One example of a telecommunication service is a telephone subscription, which may include, for example, access to telephone services on a prepaid, fixed or unlimited subscription plan. The telephone service may use any one of a variety of different networks (e.g., 3g, 4g, LTE), have different caps or limits, include voicemail service (or not), include multimedia service (or not), include short message service (SMS) (or not), etc. Some subscription plans may include telephone services as well as other services, such as television over cable, fiber or satellite, etc.
Service providers typically own or rent infrastructure that supports providing the services. The infrastructure may include, for example, one or more network elements that facilitate rendering the services. Network elements are devices (e.g., Remote Authentication Dial-In User Services (RADIUS) routers, Home Location Registers (HLR), Digital Subscriber Line Access Multiplexer (DSLAM), soft switches, web servers, (DOCSIS) cable modems, embedded multimedia terminal adapters (E-MTA), set-top boxes, optical network terminals (ONT), modems xDSL, FTP/TFTP servers, cable modem termination systems (CMTS), etc.) that provide or facilitate providing one or more services on a service provider's infrastructure.

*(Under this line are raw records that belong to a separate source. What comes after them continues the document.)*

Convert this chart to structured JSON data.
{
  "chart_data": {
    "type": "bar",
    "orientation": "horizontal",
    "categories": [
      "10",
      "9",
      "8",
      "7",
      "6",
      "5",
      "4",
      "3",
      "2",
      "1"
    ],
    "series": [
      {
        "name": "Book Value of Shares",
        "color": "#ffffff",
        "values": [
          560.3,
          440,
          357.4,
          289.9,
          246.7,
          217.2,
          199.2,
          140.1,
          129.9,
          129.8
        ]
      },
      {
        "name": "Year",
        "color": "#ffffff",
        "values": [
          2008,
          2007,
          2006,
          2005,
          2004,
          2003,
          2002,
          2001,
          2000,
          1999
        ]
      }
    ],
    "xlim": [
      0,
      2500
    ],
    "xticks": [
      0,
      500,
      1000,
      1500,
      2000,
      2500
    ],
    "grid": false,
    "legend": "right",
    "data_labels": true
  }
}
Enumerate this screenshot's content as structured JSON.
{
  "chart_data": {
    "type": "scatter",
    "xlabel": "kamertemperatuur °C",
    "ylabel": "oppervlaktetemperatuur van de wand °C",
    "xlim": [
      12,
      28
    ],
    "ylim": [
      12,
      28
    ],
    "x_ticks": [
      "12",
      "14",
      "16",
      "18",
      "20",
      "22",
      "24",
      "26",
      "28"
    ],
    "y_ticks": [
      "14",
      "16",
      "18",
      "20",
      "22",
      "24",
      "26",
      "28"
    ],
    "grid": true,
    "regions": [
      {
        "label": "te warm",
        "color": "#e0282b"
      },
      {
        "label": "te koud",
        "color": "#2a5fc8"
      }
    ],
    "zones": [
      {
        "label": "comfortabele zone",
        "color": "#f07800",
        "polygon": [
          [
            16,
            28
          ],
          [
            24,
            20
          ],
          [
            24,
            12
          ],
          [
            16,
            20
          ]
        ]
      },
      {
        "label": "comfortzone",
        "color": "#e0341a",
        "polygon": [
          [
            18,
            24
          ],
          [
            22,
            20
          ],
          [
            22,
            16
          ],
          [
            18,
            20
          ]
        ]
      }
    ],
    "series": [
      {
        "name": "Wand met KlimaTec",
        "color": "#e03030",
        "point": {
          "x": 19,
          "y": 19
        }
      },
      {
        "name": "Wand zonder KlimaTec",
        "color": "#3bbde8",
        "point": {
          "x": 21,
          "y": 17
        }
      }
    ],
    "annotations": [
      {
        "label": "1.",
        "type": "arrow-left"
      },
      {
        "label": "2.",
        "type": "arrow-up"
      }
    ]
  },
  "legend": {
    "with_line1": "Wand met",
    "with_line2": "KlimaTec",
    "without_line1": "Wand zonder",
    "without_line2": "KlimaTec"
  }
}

The network elements may communicate through different communication channels such as, for example, SNMP, TL1, Telnet, SSH, FTP, HTTP, LDAP, CORBA, SQL, Netconf, DOCSIS, etc. They may follow different protocols and may be implemented using different programming languages. Moreover, the protocols and programming languages may differ depending on the vendor (e.g., who manufactures the device), model and version.
Typically, the service provider provides any services needed to satisfy the requirements of the subscription plans he or she sells. For example, a “GSM free” subscription plan offered by a telecommunications service provider may include services such as voicemail, SMS and a phone line. As another example, a satellite TV subscription may include, for example, the availability of some TV channels and some occasional promotions. Once a service provider sells a new subscription plan, he or she typically needs to activate the underlying services within his or her infrastructure in order for the subscriber to receive the service(s) he or she is paying for. Typically, the service provider can start charging for the subscription only once the service is enabled or activated, hence there is a need to make this happen, and it is desirable to do this quickly, and with an efficient use of resources. Analogously, the service provider may need to interact with his or her infrastructure for subscription deactivations or modifications, or when one or more of the network elements in the infrastructure is to be modified, replaced or removed.
The process of managing a service provider's infrastructure (e.g., to activate, deactivate, or modify) services, etc. can be complex, difficult, time consuming, and expensive.